Als ik één woord zou mogen kiezen om de toneelklassieker Wie is er bang voor Virginia Woolf? te beschrijven dan zou dat zijn: kietelen. Want kietelen lijkt een relatief onschuldig spelletje, maar als je het lang genoeg blijft doen, wordt het een marteling. De gekietelde is weerloos, lacht in weerwil van zichzelf en nog lang voorbij het punt dat je wilt dat het ophoudt.

Het stuk van Edward Albee volgt dat patroon. Het is een komedie die steeds meer gaat schrijnen, een ingenieus spel dat langzaam ten koste gaat van de spelers. In Johan Doesburgs enscenering is het vooral het komische aspect dat ijzersterk over het voetlicht komt. Zodra het bezoek van George en Martha arriveert, in de vorm van het jonge stel Nick en Honey (hier heerlijk plat uitgesproken als Hannie), wordt dat ondergedompeld in een van alcohol doordrenkte poel van speldenprikken en spitsvondigheden. Ik betwijfel of ik ooit zoveel en hardop gelachen heb bij een Virginia Woolf-enscenering.

Voor een aanzienlijk deel is dat de verdienste van een weergaloze Warre Borgmans als George. Naast hem staat een eveneens sterke Carine Crutzen als Martha. Het zijn rollen die vrijwel elke acteur op zijn of haar wenslijstje heeft staan en waarmee men zich in een illuster rijtje schaart, met voorop Richard Burton en Elizabeth Taylor, die met dank aan hun turbulente liefdesleven praktisch samenvielen met de iconische rollen. Daartegenover staat dat jonge stel, een mengsel van naïviteit en onnozele branie. Zij fungeren ook als surrogaat voor het publiek, wat hun rollen lastig maakt en waar Dragan Bakema en Yara Alink wisselend mee uit de voeten kunnen.

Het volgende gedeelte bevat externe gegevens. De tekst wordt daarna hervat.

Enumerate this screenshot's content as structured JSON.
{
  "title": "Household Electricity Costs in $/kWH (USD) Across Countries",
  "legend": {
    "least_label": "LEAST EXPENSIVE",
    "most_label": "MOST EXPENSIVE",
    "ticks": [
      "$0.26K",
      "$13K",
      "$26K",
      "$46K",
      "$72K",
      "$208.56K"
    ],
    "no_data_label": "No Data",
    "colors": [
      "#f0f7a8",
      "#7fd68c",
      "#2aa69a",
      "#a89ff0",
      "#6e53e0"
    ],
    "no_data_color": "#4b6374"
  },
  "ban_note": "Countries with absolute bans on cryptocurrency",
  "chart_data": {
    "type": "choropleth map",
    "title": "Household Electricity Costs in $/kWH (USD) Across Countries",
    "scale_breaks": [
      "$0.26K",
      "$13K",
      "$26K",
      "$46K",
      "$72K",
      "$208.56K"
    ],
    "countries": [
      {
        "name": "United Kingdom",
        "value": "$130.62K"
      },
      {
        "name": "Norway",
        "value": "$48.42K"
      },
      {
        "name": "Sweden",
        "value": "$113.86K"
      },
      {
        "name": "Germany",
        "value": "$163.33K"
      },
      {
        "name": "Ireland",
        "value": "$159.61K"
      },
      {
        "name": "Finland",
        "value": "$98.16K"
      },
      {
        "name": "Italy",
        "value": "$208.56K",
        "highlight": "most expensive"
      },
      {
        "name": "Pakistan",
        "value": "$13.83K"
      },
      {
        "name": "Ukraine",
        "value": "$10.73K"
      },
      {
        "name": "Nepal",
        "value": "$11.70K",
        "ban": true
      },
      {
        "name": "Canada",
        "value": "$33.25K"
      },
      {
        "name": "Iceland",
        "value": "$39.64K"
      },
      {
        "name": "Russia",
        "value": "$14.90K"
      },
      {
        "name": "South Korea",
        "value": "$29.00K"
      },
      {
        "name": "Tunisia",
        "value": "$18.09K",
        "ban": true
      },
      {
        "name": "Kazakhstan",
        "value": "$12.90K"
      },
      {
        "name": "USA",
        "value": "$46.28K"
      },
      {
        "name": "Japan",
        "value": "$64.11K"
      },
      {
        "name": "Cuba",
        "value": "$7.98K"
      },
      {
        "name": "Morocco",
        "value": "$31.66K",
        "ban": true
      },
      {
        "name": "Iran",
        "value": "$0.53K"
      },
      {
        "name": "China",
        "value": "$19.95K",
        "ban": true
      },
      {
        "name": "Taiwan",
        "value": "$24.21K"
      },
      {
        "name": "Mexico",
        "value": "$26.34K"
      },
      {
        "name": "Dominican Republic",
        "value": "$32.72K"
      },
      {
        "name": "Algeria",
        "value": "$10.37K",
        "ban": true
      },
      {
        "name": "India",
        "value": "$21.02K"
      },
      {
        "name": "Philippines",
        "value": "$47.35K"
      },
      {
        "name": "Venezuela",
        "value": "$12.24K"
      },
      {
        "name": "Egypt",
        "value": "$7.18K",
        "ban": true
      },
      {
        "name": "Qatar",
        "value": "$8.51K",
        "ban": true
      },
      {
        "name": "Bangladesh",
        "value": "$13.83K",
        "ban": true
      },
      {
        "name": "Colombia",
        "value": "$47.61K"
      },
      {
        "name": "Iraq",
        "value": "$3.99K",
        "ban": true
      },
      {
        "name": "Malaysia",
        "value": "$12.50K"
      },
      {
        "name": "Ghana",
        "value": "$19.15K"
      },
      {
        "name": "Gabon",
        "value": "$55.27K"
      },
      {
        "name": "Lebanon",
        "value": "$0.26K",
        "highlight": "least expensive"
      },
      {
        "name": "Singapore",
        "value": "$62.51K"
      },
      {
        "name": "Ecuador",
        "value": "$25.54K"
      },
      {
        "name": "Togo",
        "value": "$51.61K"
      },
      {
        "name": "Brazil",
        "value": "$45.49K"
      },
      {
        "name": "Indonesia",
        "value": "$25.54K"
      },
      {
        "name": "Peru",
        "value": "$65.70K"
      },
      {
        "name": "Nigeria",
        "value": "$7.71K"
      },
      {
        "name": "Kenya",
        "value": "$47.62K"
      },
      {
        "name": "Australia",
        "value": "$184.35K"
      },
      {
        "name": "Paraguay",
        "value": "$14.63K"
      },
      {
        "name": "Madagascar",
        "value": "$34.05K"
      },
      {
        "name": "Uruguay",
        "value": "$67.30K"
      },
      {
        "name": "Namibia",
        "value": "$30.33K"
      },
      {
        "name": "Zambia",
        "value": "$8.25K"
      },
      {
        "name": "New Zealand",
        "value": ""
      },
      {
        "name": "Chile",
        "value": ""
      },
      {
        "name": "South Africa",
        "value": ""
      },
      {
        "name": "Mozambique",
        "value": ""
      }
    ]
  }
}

Dat er een sinistere onderlaag is aan al die plagerijtjes, maakt de vormgeving al vanaf het eerste moment evident. Achter de speelvloer hangt een groot doek, als een afgestroopte huid die in de zon hangt te drogen. Om nog maar te benadrukken dat we getuige zijn van een vilpartij; het villen van een huwelijk, van een ideaal. Een rechthoek is uit het doek gesneden, een deur vormend waar niemand gebruik van maakt. Met slimme belichting transformeert dat doek van een doorschijnende huid waarin je de aderen ziet lopen in een vlammend portaal die ik hoorde omschrijven als ‘een poort naar de hel’.

Maar toch is het juist de transitie waarin deze enscenering voor mij een tikje tekortschiet. De Romeinen gebruikten kietelen als officiële straf. Ze lieten dan een geit aan iemands voetzool likken, waarbij de ruwe tong langzaam de huid openreet. Een goede enscenering van Virginia Woolf gaat door de huid heen, gaat tot waar het ondraaglijk wordt te blijven kijken. En wanneer het dan allemaal is afgelopen, de volgende dag aanbreekt, ben je uitgeput. Gebroken. Een briljante Wie is er bang voor Virginia Woolf? heb ik niet gezien. Wel een erg sterke komedie die net niet pijnlijk genoeg schuurt.